The dominance of the Bretton Woods institutions, namely the World Bank and the International Monetary Fund, as the world’s leading financial organizations with power to determine global flow of development finance and destinies of nations is coming to an end. New global financial institutions with capacity to rival the Bretton Woods are springing up. One of them is the New Development Bank (NDB), which was formally launched in Shanghai on Tuesday, July 21, by Brazil, Russia, India, China and South Africa, which are popularly known as the BRICS countries. It took off with $100 billion capital base. NDB declared vision is to serve as a more responsive alternative to major financial institutions such as the World Bank. NDB will disburse its first set of loans in April 2016.
The BRICS’ countries comprise more than 40 per cent of the world’s population, a quarter of the world’s land area and more than 25 per cent of global gross domestic product.
The inauguration of the lender comes less than a month after the launch of the China-led Asia Infrastructure Development Bank, which similarly aims to create a parallel global investment institution in which developing countries have greater influence.

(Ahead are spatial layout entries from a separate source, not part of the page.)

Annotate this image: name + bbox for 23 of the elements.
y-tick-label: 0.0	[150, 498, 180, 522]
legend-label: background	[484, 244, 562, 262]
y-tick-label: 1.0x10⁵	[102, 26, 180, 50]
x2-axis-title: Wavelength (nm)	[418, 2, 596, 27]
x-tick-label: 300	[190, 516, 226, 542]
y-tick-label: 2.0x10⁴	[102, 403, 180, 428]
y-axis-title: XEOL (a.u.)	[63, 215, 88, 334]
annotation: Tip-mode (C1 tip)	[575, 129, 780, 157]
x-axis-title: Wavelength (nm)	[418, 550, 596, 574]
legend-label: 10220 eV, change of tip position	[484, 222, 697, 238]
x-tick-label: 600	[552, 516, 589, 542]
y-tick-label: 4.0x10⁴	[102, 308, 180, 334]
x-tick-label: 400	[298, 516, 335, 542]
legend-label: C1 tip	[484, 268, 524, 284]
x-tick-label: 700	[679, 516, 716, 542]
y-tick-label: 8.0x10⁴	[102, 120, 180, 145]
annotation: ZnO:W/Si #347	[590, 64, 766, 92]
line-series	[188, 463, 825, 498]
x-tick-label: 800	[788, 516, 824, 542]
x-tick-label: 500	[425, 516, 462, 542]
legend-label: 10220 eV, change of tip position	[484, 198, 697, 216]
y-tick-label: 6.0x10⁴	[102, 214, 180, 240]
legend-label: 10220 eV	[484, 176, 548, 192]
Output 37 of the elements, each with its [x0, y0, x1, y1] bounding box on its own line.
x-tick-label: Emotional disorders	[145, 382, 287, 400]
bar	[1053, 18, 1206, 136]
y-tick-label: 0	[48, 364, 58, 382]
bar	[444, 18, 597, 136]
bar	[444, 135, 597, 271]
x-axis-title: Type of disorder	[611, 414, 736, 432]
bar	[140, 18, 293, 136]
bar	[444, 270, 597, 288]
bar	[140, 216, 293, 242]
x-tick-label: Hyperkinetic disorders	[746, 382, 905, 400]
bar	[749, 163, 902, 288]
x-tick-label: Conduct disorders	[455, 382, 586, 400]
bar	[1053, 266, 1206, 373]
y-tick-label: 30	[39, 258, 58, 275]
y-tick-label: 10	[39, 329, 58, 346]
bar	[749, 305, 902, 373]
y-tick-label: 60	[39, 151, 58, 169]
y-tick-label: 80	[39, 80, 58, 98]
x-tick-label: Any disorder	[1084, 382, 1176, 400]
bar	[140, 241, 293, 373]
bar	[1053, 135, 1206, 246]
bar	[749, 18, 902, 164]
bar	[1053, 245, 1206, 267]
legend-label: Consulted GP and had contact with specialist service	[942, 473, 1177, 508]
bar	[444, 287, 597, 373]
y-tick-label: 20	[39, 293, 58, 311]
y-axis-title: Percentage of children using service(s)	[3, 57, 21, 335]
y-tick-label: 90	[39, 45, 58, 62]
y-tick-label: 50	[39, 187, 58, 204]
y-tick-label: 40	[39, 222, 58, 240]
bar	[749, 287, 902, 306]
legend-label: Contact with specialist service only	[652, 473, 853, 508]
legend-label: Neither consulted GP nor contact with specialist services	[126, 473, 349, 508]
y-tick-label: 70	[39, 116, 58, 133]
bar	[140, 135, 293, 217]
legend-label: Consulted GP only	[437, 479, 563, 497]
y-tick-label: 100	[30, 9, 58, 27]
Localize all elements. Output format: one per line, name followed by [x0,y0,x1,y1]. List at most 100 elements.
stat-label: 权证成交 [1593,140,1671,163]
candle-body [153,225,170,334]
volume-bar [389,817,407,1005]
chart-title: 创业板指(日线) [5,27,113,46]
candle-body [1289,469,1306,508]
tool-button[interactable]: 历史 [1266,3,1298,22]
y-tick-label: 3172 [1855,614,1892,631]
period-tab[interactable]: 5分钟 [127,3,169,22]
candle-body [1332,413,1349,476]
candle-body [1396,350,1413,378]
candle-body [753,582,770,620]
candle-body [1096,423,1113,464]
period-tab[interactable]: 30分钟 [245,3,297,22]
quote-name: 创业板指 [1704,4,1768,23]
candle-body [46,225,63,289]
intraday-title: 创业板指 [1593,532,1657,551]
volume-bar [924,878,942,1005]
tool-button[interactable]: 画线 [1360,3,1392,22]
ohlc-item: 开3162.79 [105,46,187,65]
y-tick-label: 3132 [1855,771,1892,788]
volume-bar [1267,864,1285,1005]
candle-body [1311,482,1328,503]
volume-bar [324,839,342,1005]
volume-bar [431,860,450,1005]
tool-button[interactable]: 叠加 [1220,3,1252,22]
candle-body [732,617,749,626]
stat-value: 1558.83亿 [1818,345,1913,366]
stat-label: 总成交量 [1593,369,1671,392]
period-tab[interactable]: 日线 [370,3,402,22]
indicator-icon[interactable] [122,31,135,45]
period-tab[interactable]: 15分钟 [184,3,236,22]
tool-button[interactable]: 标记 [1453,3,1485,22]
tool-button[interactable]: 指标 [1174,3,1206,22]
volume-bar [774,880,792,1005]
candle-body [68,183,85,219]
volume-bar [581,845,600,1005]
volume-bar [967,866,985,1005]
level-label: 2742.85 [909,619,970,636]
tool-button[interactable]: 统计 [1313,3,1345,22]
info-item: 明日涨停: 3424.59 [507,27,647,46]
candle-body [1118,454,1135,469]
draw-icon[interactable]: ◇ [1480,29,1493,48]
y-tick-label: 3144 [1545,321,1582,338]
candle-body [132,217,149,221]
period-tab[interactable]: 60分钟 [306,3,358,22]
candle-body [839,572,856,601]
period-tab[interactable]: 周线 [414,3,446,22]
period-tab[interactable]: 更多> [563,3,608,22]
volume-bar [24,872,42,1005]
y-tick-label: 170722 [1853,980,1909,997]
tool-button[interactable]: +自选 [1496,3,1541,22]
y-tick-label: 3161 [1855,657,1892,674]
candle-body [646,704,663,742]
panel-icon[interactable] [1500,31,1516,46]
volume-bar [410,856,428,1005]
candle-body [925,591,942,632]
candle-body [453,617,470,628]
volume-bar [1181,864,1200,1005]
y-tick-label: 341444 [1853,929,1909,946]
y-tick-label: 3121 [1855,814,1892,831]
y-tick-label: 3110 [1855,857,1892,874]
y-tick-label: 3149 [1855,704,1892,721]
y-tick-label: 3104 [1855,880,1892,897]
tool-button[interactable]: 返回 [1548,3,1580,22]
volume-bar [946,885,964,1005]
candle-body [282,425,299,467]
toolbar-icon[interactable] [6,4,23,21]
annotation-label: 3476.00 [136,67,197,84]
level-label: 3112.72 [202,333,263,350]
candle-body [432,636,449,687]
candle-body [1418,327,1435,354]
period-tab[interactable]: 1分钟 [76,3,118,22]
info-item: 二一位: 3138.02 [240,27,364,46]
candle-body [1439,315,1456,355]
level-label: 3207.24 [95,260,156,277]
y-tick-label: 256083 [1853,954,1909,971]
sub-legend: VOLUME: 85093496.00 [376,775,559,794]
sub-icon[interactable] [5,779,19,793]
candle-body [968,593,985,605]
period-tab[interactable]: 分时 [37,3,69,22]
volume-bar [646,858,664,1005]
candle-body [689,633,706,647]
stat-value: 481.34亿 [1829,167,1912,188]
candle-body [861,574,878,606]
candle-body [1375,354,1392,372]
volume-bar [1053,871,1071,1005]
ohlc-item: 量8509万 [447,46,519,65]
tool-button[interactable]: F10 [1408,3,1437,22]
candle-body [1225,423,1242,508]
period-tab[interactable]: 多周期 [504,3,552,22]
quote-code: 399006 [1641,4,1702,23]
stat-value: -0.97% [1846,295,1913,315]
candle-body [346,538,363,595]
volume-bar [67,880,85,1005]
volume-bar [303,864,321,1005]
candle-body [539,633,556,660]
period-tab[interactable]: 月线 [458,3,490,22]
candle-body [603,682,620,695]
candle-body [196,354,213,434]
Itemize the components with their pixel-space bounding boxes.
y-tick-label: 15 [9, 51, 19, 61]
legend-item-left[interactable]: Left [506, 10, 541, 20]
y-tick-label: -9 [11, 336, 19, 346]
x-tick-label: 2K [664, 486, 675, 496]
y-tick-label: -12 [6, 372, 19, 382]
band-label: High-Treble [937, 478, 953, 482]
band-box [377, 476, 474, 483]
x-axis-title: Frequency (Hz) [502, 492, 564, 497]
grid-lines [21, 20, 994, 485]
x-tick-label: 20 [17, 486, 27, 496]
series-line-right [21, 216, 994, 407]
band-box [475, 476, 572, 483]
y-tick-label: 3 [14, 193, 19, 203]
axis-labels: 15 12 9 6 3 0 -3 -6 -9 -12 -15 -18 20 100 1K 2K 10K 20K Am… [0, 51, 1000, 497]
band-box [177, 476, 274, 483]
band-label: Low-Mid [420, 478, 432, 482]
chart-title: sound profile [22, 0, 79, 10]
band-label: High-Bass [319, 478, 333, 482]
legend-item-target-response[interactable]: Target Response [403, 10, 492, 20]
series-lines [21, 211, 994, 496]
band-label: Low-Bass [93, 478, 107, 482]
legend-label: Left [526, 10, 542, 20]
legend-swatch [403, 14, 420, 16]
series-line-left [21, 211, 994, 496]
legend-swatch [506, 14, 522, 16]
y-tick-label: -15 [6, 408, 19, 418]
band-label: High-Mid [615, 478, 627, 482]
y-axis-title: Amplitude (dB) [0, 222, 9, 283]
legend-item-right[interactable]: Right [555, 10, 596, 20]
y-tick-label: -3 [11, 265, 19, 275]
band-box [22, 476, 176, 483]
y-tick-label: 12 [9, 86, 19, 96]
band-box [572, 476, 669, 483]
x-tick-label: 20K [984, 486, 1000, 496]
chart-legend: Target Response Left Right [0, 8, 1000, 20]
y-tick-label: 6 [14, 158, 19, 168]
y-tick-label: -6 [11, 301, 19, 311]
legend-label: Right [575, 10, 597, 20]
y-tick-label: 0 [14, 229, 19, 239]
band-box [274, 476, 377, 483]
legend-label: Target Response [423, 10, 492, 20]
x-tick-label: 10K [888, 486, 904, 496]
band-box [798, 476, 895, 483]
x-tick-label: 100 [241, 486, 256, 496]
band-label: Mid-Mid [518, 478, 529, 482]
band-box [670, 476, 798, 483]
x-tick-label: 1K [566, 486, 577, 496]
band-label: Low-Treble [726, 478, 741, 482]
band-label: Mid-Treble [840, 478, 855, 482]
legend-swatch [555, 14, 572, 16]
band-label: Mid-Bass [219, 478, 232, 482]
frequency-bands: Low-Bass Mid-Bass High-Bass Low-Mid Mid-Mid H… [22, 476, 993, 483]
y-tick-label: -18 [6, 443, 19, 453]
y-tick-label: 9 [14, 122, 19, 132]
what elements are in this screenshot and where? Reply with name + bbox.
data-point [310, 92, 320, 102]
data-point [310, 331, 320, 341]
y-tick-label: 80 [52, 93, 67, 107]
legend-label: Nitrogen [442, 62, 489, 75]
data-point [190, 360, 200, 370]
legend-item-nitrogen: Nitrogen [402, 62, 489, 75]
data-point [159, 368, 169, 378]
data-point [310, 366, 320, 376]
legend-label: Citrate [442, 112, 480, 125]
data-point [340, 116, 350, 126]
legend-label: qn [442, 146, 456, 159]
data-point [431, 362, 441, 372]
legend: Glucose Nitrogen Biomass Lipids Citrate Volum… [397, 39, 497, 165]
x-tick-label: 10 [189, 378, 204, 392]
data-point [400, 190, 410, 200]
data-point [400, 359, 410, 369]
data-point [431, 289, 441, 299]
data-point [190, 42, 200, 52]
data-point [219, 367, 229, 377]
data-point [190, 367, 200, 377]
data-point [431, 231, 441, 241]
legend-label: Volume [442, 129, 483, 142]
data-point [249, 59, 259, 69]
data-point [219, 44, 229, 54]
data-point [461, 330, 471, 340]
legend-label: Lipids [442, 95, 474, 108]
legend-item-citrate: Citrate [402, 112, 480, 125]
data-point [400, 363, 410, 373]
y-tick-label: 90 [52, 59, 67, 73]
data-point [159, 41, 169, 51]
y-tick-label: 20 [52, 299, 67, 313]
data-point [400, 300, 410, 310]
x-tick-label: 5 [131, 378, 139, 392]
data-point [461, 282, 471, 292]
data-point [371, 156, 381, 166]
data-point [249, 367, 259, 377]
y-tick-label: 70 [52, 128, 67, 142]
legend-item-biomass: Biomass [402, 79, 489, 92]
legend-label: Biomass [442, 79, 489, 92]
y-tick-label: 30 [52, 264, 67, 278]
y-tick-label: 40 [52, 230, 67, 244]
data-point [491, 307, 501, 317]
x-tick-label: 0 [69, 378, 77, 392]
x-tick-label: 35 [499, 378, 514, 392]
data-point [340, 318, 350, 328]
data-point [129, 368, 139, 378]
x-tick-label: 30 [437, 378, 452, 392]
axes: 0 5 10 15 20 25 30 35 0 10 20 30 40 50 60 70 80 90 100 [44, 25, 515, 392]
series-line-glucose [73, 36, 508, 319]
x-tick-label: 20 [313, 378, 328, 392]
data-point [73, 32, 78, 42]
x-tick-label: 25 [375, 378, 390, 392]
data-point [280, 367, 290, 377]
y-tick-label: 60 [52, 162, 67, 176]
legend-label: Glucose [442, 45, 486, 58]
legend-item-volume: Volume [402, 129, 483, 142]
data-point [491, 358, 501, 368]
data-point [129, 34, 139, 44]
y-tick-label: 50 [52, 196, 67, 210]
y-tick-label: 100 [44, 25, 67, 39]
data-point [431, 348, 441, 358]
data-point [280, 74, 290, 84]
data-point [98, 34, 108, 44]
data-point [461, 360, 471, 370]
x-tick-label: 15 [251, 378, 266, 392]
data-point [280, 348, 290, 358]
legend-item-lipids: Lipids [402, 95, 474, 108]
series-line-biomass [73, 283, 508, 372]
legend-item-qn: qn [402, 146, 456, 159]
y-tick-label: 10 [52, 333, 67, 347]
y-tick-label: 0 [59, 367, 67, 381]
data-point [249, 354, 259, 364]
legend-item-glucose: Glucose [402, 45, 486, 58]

The five countries that founded the NDB would have equal voting shares. “We believe the funding needs of Asia in the infrastructure space are so vast that there is easily space for the two of us and, indeed, many more lenders to participate,”, NDB president and former chief executive of ICICI, India’s largest private sector bank, K. V. Kamath, said.
Kamath and Lou Jiwei, Chinese finance minister, were careful not to criticise the World Bank, Asian Development Bank and other incumbent institutions on Tuesday. But they made clear that they believed that the NDB could improve upon existing norms. “This bank will place greater emphasis on the needs of developing countries, have greater respect for developing countries’ national situation, and more fully embody the values of developing countries. Development is a dynamic process. There’s really no such thing as so-called ‘best practices,” Lou said.
Kamath pledged to move the bank “from best practices to next practices,” adding that traditional development lending was often “too rigid, inflexible, and slow. From a borrowing country’s perspective, these become huge deterrents to growth,” he said.